The stalker is even given a distinctive calling card – he wears Laura’s wedding ring on his pinky finger next to his own, a gracefully creepy touch that does wonders for the heart rate. And the finale scene is practically pulled from the pages of Scream, which would jab an adrenaline shot into the dead slasher’s heart five yeas hence.

This is all rather effective, because although the tools come from a lowly and unloved genre, they had become a major facet of the cinematic lexicon. By reimagining them in a more respectable context, it tapped into their cultural power to bring fear to an entirely new audience. Of course, the primary goal of Sleeping with the Enemy isn’t terrifying the audience, but it does pack a more spine-tingling punch than the average thriller potboiler.

The story the film does focus on telling is a simple one; that of a woman struggling to take her life back from the talons of a manipulative and wicked man. The opening sequence, which depicts her loveless marriage, is a harrowing ordeal and a distressingly realistic portrayal of domestic abuse, but it’s what follows that is even more heart-wrenching. Laura struggles to trust again, tentatively entering a relationship with her drama professor neighbor (both bear bafflingly curly manes of hair that I constantly worry will get stuck together like Velcro), but fearful of intimacy and the knowledge that at any moment her husband might find her. As a  character study of a damaged woman attempting to heal, it’s not bad, although it does shade into queasy Hallmark treacle at times.

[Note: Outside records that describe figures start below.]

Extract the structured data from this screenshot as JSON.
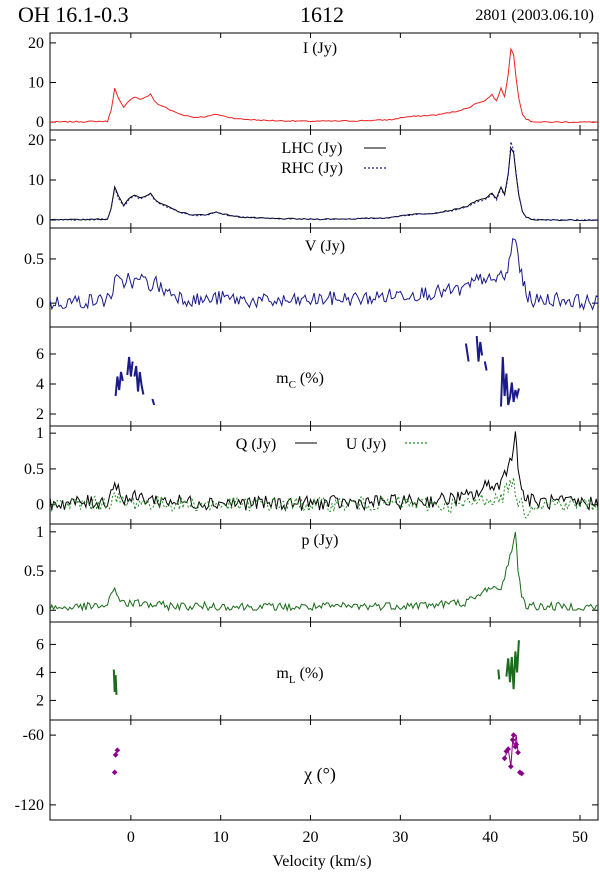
{
  "header": {
    "source": "OH 16.1-0.3",
    "frequency": "1612",
    "observation": "2801 (2003.06.10)"
  },
  "colors": {
    "I": "#ee2222",
    "lhc": "#000000",
    "rhc": "#1a1a8c",
    "V": "#1a1a8c",
    "mC": "#1a1a8c",
    "Q": "#000000",
    "U": "#228b22",
    "p": "#1a6b1a",
    "mL": "#1a6b1a",
    "chi": "#8b008b"
  },
  "chart_data": [
    {
      "type": "line",
      "panel": "I",
      "label": "I (Jy)",
      "xlim": [
        -9,
        52
      ],
      "ylim": [
        -2,
        22.5
      ],
      "yticks": [
        0,
        10,
        20
      ],
      "series": [
        {
          "key": "I",
          "x": [
            -9,
            -2.6,
            -2.2,
            -1.8,
            -1.4,
            -0.8,
            -0.2,
            0.4,
            1.0,
            1.6,
            2.2,
            2.6,
            3.0,
            3.6,
            4.4,
            5.5,
            7,
            8.5,
            9.5,
            10.5,
            12,
            15,
            20,
            25,
            29,
            30.5,
            32,
            34,
            36,
            37.5,
            38.5,
            39.5,
            40.2,
            40.7,
            41.2,
            41.6,
            42.0,
            42.3,
            42.6,
            42.9,
            43.2,
            43.6,
            44.0,
            44.5,
            45.5,
            52
          ],
          "y": [
            0,
            0.2,
            3,
            8.5,
            6,
            3.6,
            5.5,
            6.4,
            5.8,
            6.2,
            7,
            5.5,
            4.5,
            4,
            3,
            2,
            1.2,
            1.4,
            2,
            1.4,
            0.8,
            0.4,
            0.2,
            0.3,
            0.6,
            1.3,
            1.5,
            1.8,
            2.6,
            3.5,
            4.8,
            5.5,
            7,
            5.3,
            8.5,
            6.5,
            12,
            18.5,
            17,
            11,
            6,
            2,
            0.8,
            0.2,
            0,
            0
          ]
        }
      ]
    },
    {
      "type": "line",
      "panel": "LHC/RHC",
      "labels": [
        "LHC (Jy)",
        "RHC (Jy)"
      ],
      "xlim": [
        -9,
        52
      ],
      "ylim": [
        -2,
        22.5
      ],
      "yticks": [
        0,
        10,
        20
      ],
      "series": [
        {
          "name": "LHC (Jy)",
          "key": "lhc",
          "x": [
            -9,
            -2.6,
            -2.2,
            -1.8,
            -1.4,
            -0.8,
            -0.2,
            0.4,
            1.0,
            1.6,
            2.2,
            2.6,
            3.0,
            3.6,
            4.4,
            5.5,
            7,
            8.5,
            9.5,
            10.5,
            12,
            15,
            20,
            25,
            29,
            30.5,
            32,
            34,
            36,
            37.5,
            38.5,
            39.5,
            40.2,
            40.7,
            41.2,
            41.6,
            42.0,
            42.3,
            42.6,
            42.9,
            43.2,
            43.6,
            44.0,
            44.5,
            45.5,
            52
          ],
          "y": [
            0,
            0.2,
            3,
            8.3,
            6,
            3.6,
            5.4,
            6.3,
            5.6,
            6.0,
            6.8,
            5.4,
            4.4,
            3.9,
            3,
            2,
            1.2,
            1.4,
            2,
            1.4,
            0.8,
            0.4,
            0.2,
            0.3,
            0.6,
            1.3,
            1.5,
            1.8,
            2.6,
            3.5,
            4.8,
            5.4,
            6.8,
            5.2,
            8.3,
            6.4,
            11.5,
            18,
            16.8,
            11,
            6,
            2,
            0.8,
            0.2,
            0,
            0
          ]
        },
        {
          "name": "RHC (Jy)",
          "key": "rhc",
          "x": [
            -9,
            -2.6,
            -2.2,
            -1.8,
            -1.4,
            -0.8,
            -0.2,
            0.4,
            1.0,
            1.6,
            2.2,
            2.6,
            3.0,
            3.6,
            4.4,
            5.5,
            7,
            8.5,
            9.5,
            10.5,
            12,
            15,
            20,
            25,
            29,
            30.5,
            32,
            34,
            36,
            37.5,
            38.5,
            39.5,
            40.2,
            40.7,
            41.2,
            41.6,
            42.0,
            42.3,
            42.6,
            42.9,
            43.2,
            43.6,
            44.0,
            44.5,
            45.5,
            52
          ],
          "y": [
            0,
            0.2,
            2.8,
            7.8,
            5.6,
            3.4,
            5.1,
            6.0,
            5.3,
            5.8,
            6.6,
            5.2,
            4.2,
            3.8,
            2.9,
            1.9,
            1.1,
            1.3,
            1.9,
            1.3,
            0.8,
            0.4,
            0.2,
            0.3,
            0.6,
            1.2,
            1.4,
            1.7,
            2.5,
            3.3,
            4.5,
            5.1,
            6.4,
            5.0,
            7.9,
            6.1,
            11,
            19.5,
            17.5,
            11.5,
            6.2,
            2.1,
            0.8,
            0.2,
            0,
            0
          ]
        }
      ]
    },
    {
      "type": "line",
      "panel": "V",
      "label": "V (Jy)",
      "xlim": [
        -9,
        52
      ],
      "ylim": [
        -0.27,
        0.85
      ],
      "yticks": [
        0,
        0.5
      ],
      "series": [
        {
          "key": "V",
          "x": [
            -9,
            -6,
            -3,
            -2.2,
            -1.6,
            -1,
            -0.3,
            0.4,
            1.2,
            2,
            2.8,
            3.5,
            4.5,
            6,
            8,
            10,
            14,
            18,
            22,
            26,
            30,
            34,
            37,
            38.5,
            39.5,
            40.3,
            41,
            41.6,
            42.1,
            42.5,
            42.8,
            43.1,
            43.5,
            44,
            45,
            47,
            52
          ],
          "y": [
            0,
            0.02,
            0.03,
            0.1,
            0.27,
            0.2,
            0.3,
            0.22,
            0.28,
            0.2,
            0.23,
            0.15,
            0.12,
            0.05,
            0.03,
            0.06,
            0.02,
            0.02,
            0.05,
            0.05,
            0.1,
            0.12,
            0.15,
            0.25,
            0.3,
            0.2,
            0.35,
            0.25,
            0.45,
            0.7,
            0.72,
            0.55,
            0.3,
            0.1,
            0.02,
            0.05,
            0
          ]
        }
      ]
    },
    {
      "type": "line",
      "panel": "mC",
      "label": "mC (%)",
      "xlim": [
        -9,
        52
      ],
      "ylim": [
        1.2,
        7.8
      ],
      "yticks": [
        2,
        4,
        6
      ],
      "series": [
        {
          "key": "mC",
          "segments": [
            {
              "x": [
                -1.7,
                -1.5,
                -1.3,
                -1.1,
                -0.9
              ],
              "y": [
                3.2,
                4.5,
                3.6,
                4.8,
                4.2
              ]
            },
            {
              "x": [
                -0.4,
                -0.2,
                0.0,
                0.2
              ],
              "y": [
                4.6,
                5.8,
                4.5,
                5.5
              ]
            },
            {
              "x": [
                0.4,
                0.6,
                0.8,
                1.0,
                1.2,
                1.4
              ],
              "y": [
                4.5,
                5.2,
                3.5,
                4.8,
                3.9,
                3.3
              ]
            },
            {
              "x": [
                2.4,
                2.6
              ],
              "y": [
                3.0,
                2.6
              ]
            },
            {
              "x": [
                37.3,
                37.6
              ],
              "y": [
                6.7,
                5.5
              ]
            },
            {
              "x": [
                38.5,
                38.7,
                38.9,
                39.1
              ],
              "y": [
                7.2,
                5.5,
                6.8,
                5.9
              ]
            },
            {
              "x": [
                39.4,
                39.6
              ],
              "y": [
                5.5,
                4.9
              ]
            },
            {
              "x": [
                41.2,
                41.4,
                41.6,
                41.8,
                42.0,
                42.2,
                42.4,
                42.6,
                42.8,
                43.0,
                43.2
              ],
              "y": [
                2.5,
                5.8,
                3.2,
                4.7,
                2.6,
                3.1,
                4.1,
                2.8,
                3.6,
                3.2,
                3.7
              ]
            }
          ]
        }
      ]
    },
    {
      "type": "line",
      "panel": "Q/U",
      "labels": [
        "Q (Jy)",
        "U (Jy)"
      ],
      "xlim": [
        -9,
        52
      ],
      "ylim": [
        -0.27,
        1.1
      ],
      "yticks": [
        0,
        0.5,
        1
      ],
      "series": [
        {
          "name": "Q (Jy)",
          "key": "Q",
          "x": [
            -9,
            -5,
            -2.6,
            -1.8,
            -1.2,
            -0.5,
            1,
            3,
            6,
            10,
            15,
            20,
            25,
            30,
            34,
            37,
            38.5,
            40,
            41,
            41.8,
            42.4,
            42.8,
            43.1,
            43.5,
            44,
            45,
            52
          ],
          "y": [
            0.02,
            0.03,
            0.05,
            0.32,
            0.15,
            0.08,
            0.1,
            0.06,
            0.04,
            0.03,
            0.02,
            0.02,
            0.03,
            0.04,
            0.06,
            0.1,
            0.15,
            0.3,
            0.25,
            0.5,
            0.72,
            0.95,
            0.6,
            0.2,
            0.08,
            0.04,
            0.02
          ]
        },
        {
          "name": "U (Jy)",
          "key": "U",
          "x": [
            -9,
            -5,
            -2.6,
            -1.8,
            -1.2,
            -0.5,
            1,
            3,
            6,
            10,
            15,
            20,
            25,
            30,
            34,
            37,
            38.5,
            40,
            41,
            41.8,
            42.4,
            42.8,
            43.1,
            43.5,
            44,
            45,
            52
          ],
          "y": [
            0.0,
            0.01,
            0.02,
            0.1,
            0.05,
            0.02,
            0.03,
            0.02,
            0.01,
            0.0,
            0.01,
            0.0,
            0.01,
            0.02,
            0.0,
            -0.02,
            0.05,
            0.1,
            0.05,
            0.2,
            0.35,
            0.2,
            0.05,
            0.0,
            -0.1,
            0.02,
            0.0
          ]
        }
      ]
    },
    {
      "type": "line",
      "panel": "p",
      "label": "p (Jy)",
      "xlim": [
        -9,
        52
      ],
      "ylim": [
        -0.15,
        1.1
      ],
      "yticks": [
        0,
        0.5,
        1
      ],
      "series": [
        {
          "key": "p",
          "x": [
            -9,
            -5,
            -2.6,
            -1.8,
            -1.2,
            -0.5,
            1,
            3,
            6,
            10,
            15,
            20,
            25,
            30,
            34,
            37,
            38.5,
            40,
            41,
            41.8,
            42.4,
            42.8,
            43.1,
            43.5,
            44,
            45,
            52
          ],
          "y": [
            0.03,
            0.04,
            0.06,
            0.28,
            0.14,
            0.08,
            0.09,
            0.06,
            0.05,
            0.05,
            0.04,
            0.04,
            0.05,
            0.06,
            0.07,
            0.1,
            0.15,
            0.32,
            0.22,
            0.52,
            0.78,
            0.95,
            0.55,
            0.2,
            0.06,
            0.05,
            0.04
          ]
        }
      ]
    },
    {
      "type": "line",
      "panel": "mL",
      "label": "mL (%)",
      "xlim": [
        -9,
        52
      ],
      "ylim": [
        0.6,
        7.6
      ],
      "yticks": [
        2,
        4,
        6
      ],
      "series": [
        {
          "key": "mL",
          "segments": [
            {
              "x": [
                -1.9,
                -1.8,
                -1.7,
                -1.6
              ],
              "y": [
                4.2,
                2.6,
                3.8,
                2.4
              ]
            },
            {
              "x": [
                40.9,
                41.0
              ],
              "y": [
                4.2,
                3.5
              ]
            },
            {
              "x": [
                41.8,
                42.0,
                42.2,
                42.4,
                42.6,
                42.8,
                43.0,
                43.2
              ],
              "y": [
                3.7,
                5.0,
                3.3,
                5.1,
                2.8,
                5.5,
                4.0,
                6.3
              ]
            }
          ]
        }
      ]
    },
    {
      "type": "scatter",
      "panel": "chi",
      "label": "χ (°)",
      "xlim": [
        -9,
        52
      ],
      "ylim": [
        -133,
        -47
      ],
      "yticks": [
        -60,
        -120
      ],
      "series": [
        {
          "key": "chi",
          "connected": [
            {
              "x": [
                -1.7,
                -1.5
              ],
              "y": [
                -77,
                -73
              ]
            },
            {
              "x": [
                41.6,
                42.0,
                42.3,
                42.5,
                42.7,
                42.9,
                43.1
              ],
              "y": [
                -80,
                -72,
                -87,
                -64,
                -70,
                -60,
                -75
              ]
            }
          ],
          "points": {
            "x": [
              -1.8,
              -1.7,
              -1.5,
              41.6,
              41.8,
              42.0,
              42.3,
              42.5,
              42.6,
              42.8,
              42.9,
              43.1,
              43.3,
              43.5
            ],
            "y": [
              -92,
              -77,
              -73,
              -80,
              -74,
              -72,
              -87,
              -64,
              -60,
              -70,
              -68,
              -75,
              -92,
              -93
            ]
          }
        }
      ]
    }
  ],
  "xaxis": {
    "label": "Velocity (km/s)",
    "ticks": [
      0,
      10,
      20,
      30,
      40,
      50
    ]
  }
}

The middle third is perhaps not quite as visceral or impactful as it could be and a late reveal is silliness of the highest order, but overall, Sleeping with the Enemy is a thrillingly functional paranoid drama. There’s a reason it isn’t remembered with the lurid fondness of a Basic Instinct or Fatal Attraction, but it’s definitely an unpolished gem that’s worth a second look.

Rating: 7/10
Word Count: 1238


  1. Soderbergh's best when he's splitting the difference. "How clearly is this movie meant to appeal to a theatrical audience?" is a good question to ask about Soderbergh movies. If the answer is, "Not at all," then you get The Girlfriend Experience. If it's "some," then you get his best stuff, like Side Effects or Traffic or Solaris or Magic Mike. If it's "totally," then you get Ocean's 11, which is totally fine without being especially great. I will admit that I've never seen Erin Brokovich, though, because, as you point out in your well-observed opening paragraph: biopics are gross.

    Oh, and thanks for the shoutout in the podcast! Friday the 13th needs more writing. (In other slasher news, you wouldn't know this, but I'm 50% through the Halloween franchise. It's kind of awesome. DRUID MAGIC.)

    P.S. Titanic is awesome. I also haven't seen it in about ten years, because it is sooo loooong.

    1. You're welcome for the shoutout! Thank you for listening!

      And be careful, the fifty percent point is where things start to get real rocky. Although, if you liked 5, you might just be safe until you get to Rob Zombie's stuff.